Initializers

Initializers provide init values for network parameter blobs. In Caffe, they are called Fillers.

class NullInitializer

An initializer that does nothing. To initialize with zeros, use a ConstantInitializer.

class ConstantInitializer

Set everything to a constant.

value

The value used to initialize a parameter blob. Typically this is set to 0.

class XavierInitializer

An initializer based on [BengioGlorot2010], but does not use the fan-out value. It fills the parameter blob by randomly sampling uniform data from \([-S,S]\) where the scale \(S=\sqrt{3 / F_{\text{in}}}\). Here \(F_{\text{in}}\) is the fan-in: the number of input nodes.
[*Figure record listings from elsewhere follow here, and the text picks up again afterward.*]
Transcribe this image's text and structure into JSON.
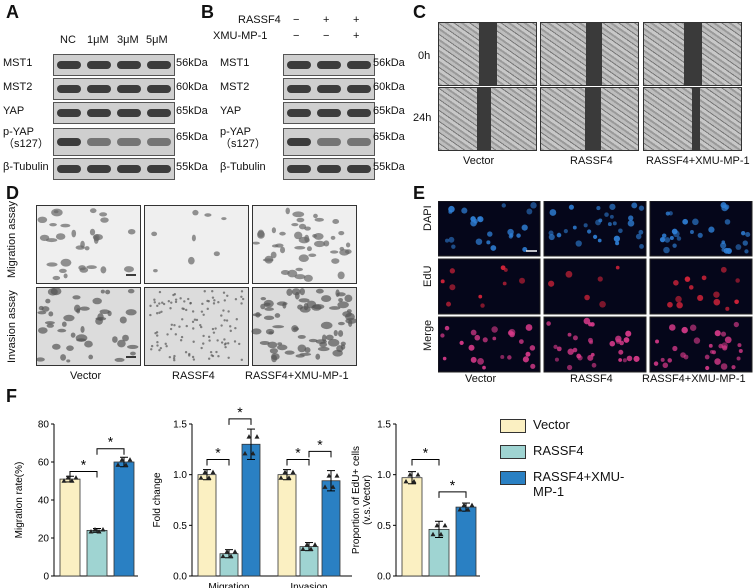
{
  "panel_labels": {
    "a": "A",
    "b": "B",
    "c": "C",
    "d": "D",
    "e": "E",
    "f": "F"
  },
  "panel_a": {
    "columns": [
      "NC",
      "1μM",
      "3μM",
      "5μM"
    ],
    "rows": [
      "MST1",
      "MST2",
      "YAP",
      "p-YAP\n（s127）",
      "β-Tubulin"
    ],
    "sizes": [
      "56kDa",
      "60kDa",
      "65kDa",
      "65kDa",
      "55kDa"
    ]
  },
  "panel_b": {
    "conditions": [
      {
        "label": "RASSF4",
        "marks": [
          "−",
          "+",
          "+"
        ]
      },
      {
        "label": "XMU-MP-1",
        "marks": [
          "−",
          "−",
          "+"
        ]
      }
    ],
    "rows": [
      "MST1",
      "MST2",
      "YAP",
      "p-YAP\n（s127）",
      "β-Tubulin"
    ],
    "sizes": [
      "56kDa",
      "60kDa",
      "65kDa",
      "65kDa",
      "55kDa"
    ]
  },
  "panel_c": {
    "row_labels": [
      "0h",
      "24h"
    ],
    "columns": [
      "Vector",
      "RASSF4",
      "RASSF4+XMU-MP-1"
    ]
  },
  "panel_d": {
    "row_labels": [
      "Migration\nassay",
      "Invasion\nassay"
    ],
    "columns": [
      "Vector",
      "RASSF4",
      "RASSF4+XMU-MP-1"
    ]
  },
  "panel_e": {
    "row_labels": [
      "DAPI",
      "EdU",
      "Merge"
    ],
    "columns": [
      "Vector",
      "RASSF4",
      "RASSF4+XMU-MP-1"
    ],
    "colors": {
      "dapi": "#2f7fd6",
      "edu": "#d8243a",
      "merge": "#d93a8a"
    }
  },
  "legend": {
    "items": [
      {
        "label": "Vector",
        "color": "#fbf0c2"
      },
      {
        "label": "RASSF4",
        "color": "#9fd4d2"
      },
      {
        "label": "RASSF4+XMU-MP-1",
        "color": "#2a80c3"
      }
    ]
  },
  "chart_data": [
    {
      "type": "bar",
      "ylabel": "Migration rate(%)",
      "ylim": [
        0,
        80
      ],
      "yticks": [
        "0",
        "20",
        "40",
        "60",
        "80"
      ],
      "series": [
        {
          "values": [
            51,
            24,
            60
          ]
        }
      ],
      "errors": [
        1.5,
        1,
        2.5
      ],
      "significance": [
        "*",
        "*"
      ]
    },
    {
      "type": "bar",
      "ylabel": "Fold change",
      "ylim": [
        0,
        1.5
      ],
      "yticks": [
        "0.0",
        "0.5",
        "1.0",
        "1.5"
      ],
      "categories": [
        "Migration",
        "Invasion"
      ],
      "series": [
        {
          "name": "Vector",
          "values": [
            1.0,
            1.0
          ]
        },
        {
          "name": "RASSF4",
          "values": [
            0.22,
            0.29
          ]
        },
        {
          "name": "RASSF4+XMU-MP-1",
          "values": [
            1.3,
            0.94
          ]
        }
      ],
      "errors": [
        [
          0.05,
          0.05
        ],
        [
          0.04,
          0.04
        ],
        [
          0.15,
          0.1
        ]
      ],
      "significance": [
        "*",
        "*",
        "*",
        "*"
      ]
    },
    {
      "type": "bar",
      "ylabel": "Proportion of EdU+ cells\n(v.s.Vector)",
      "ylim": [
        0,
        1.5
      ],
      "yticks": [
        "0.0",
        "0.5",
        "1.0",
        "1.5"
      ],
      "series": [
        {
          "values": [
            0.97,
            0.46,
            0.68
          ]
        }
      ],
      "errors": [
        0.06,
        0.08,
        0.04
      ],
      "significance": [
        "*",
        "*"
      ]
    }
  ]
}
Heuristics are used to determine the fan-in: For a ND tensor parameter blob, the product of all the 1 to N-1 dimensions are considered as fan-in, while the last dimension is considered as fan-out.

[BengioGlorot2010]Y. Bengio and X. Glorot, Understanding the difficulty of training deep feedforward neural networks, in Proceedings of AISTATS 2010, pp. 249-256.
class GaussianInitializer

Initialize each element in the parameter blob as independent and identically distributed Gaussian random variables.

mean

Default 0.

std

Default 1.

class OrthogonalInitializer

Initialize the parameter blob to be a random orthogonal matrix (i.e. \(W^TW=I\)), times a scalar gain factor. Based on [Saxe2013].

[Saxe2013]Andrew M. Saxe, James L. McClelland, Surya Ganguli, Exact solutions to the nonlinear dynamics of learning in deep linear neural networks, http://arxiv.org/abs/1312.6120 with a presentation https://www.youtube.com/watch?v=Ap7atx-Ki3Q
gain

Default 1. Use \(\sqrt{2}\) for layers with ReLU activations.